Tell me it's not throw-up material, this sudden parade of glamorous career women arguing across the front pages about the best way to birth, suckle and rear their young. Next it'll be the diaper diaries, and we'll all be expected to hang impatiently on the cloth v disposables dialectic, parsing the contents like ancient seers. Anyone would think today's thirtysomethings were the first ever to achieve parturition.

But there is something interesting about these Mummy Wars, all the same. It's this. The root from which they so vigorously sprout is the cleft stick in which feminism has got itself thoroughly, perhaps irreparably, wedged.

Insecurity is the soil.

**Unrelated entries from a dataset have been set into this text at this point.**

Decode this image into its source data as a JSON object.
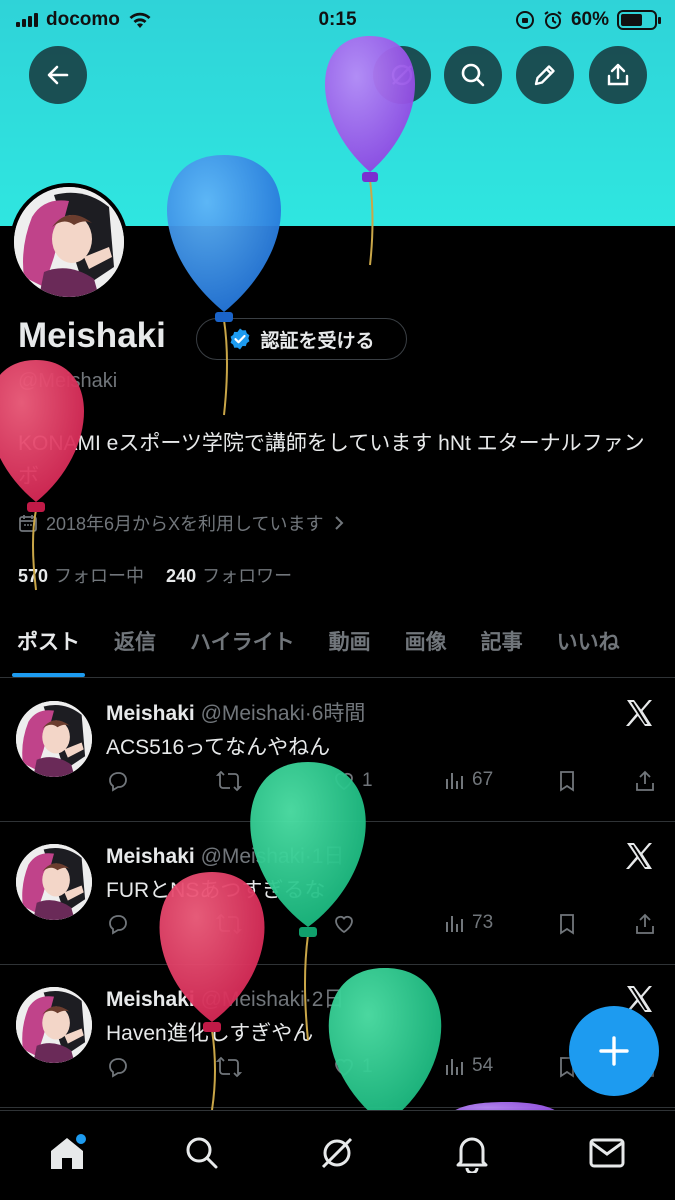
{
  "status_bar": {
    "carrier": "docomo",
    "time": "0:15",
    "battery": "60%"
  },
  "profile": {
    "name": "Meishaki",
    "handle": "@Meishaki",
    "verify_label": "認証を受ける",
    "bio": "KONAMI eスポーツ学院で講師をしています hNt エターナルファンボ",
    "joined": "2018年6月からXを利用しています",
    "following_count": "570",
    "following_label": "フォロー中",
    "followers_count": "240",
    "followers_label": "フォロワー"
  },
  "tabs": [
    {
      "label": "ポスト",
      "active": true
    },
    {
      "label": "返信"
    },
    {
      "label": "ハイライト"
    },
    {
      "label": "動画"
    },
    {
      "label": "画像"
    },
    {
      "label": "記事"
    },
    {
      "label": "いいね"
    }
  ],
  "posts": [
    {
      "name": "Meishaki",
      "handle": "@Meishaki",
      "time": "6時間",
      "text": "ACS516ってなんやねん",
      "likes": "1",
      "views": "67"
    },
    {
      "name": "Meishaki",
      "handle": "@Meishaki",
      "time": "1日",
      "text": "FURとNSあつすぎるな",
      "likes": "",
      "views": "73"
    },
    {
      "name": "Meishaki",
      "handle": "@Meishaki",
      "time": "2日",
      "text": "Haven進化しすぎやん",
      "likes": "1",
      "views": "54"
    }
  ],
  "colors": {
    "banner": "#2fe0df",
    "accent": "#1d9bf0",
    "muted": "#71767b",
    "divider": "#2f3336"
  },
  "icons": {
    "top": [
      "back-arrow-icon",
      "grok-icon",
      "search-icon",
      "edit-pencil-icon",
      "share-icon"
    ],
    "nav": [
      "home-icon",
      "search-icon",
      "grok-icon",
      "notifications-bell-icon",
      "messages-envelope-icon"
    ]
  }
}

You don't hear men angsting in public over whether they're even halfway decent fathers. If paternal guilt exists, they're all very grown up about it. Yet we're supposed to believe that these traits are learnt, not innate. Learnt from whom? Well, from teachers (oops, mostly female). Mothers (even oopser). OK, from big, bad, paternalistic society.

Insecurity is the soil of the Mummy Wars but behaviourism is the root, or at least the cleft stick that holds it.

Feminism has long committed to behaviourism in order to deny innate brain-difference, arguing it's all nurture, no nature. Why? Because anything else makes femaleness a disadvantage, out in the world beyond domesticity. The minute you allow difference - say, ''males are more driven'' - you make non-maleness second-rate.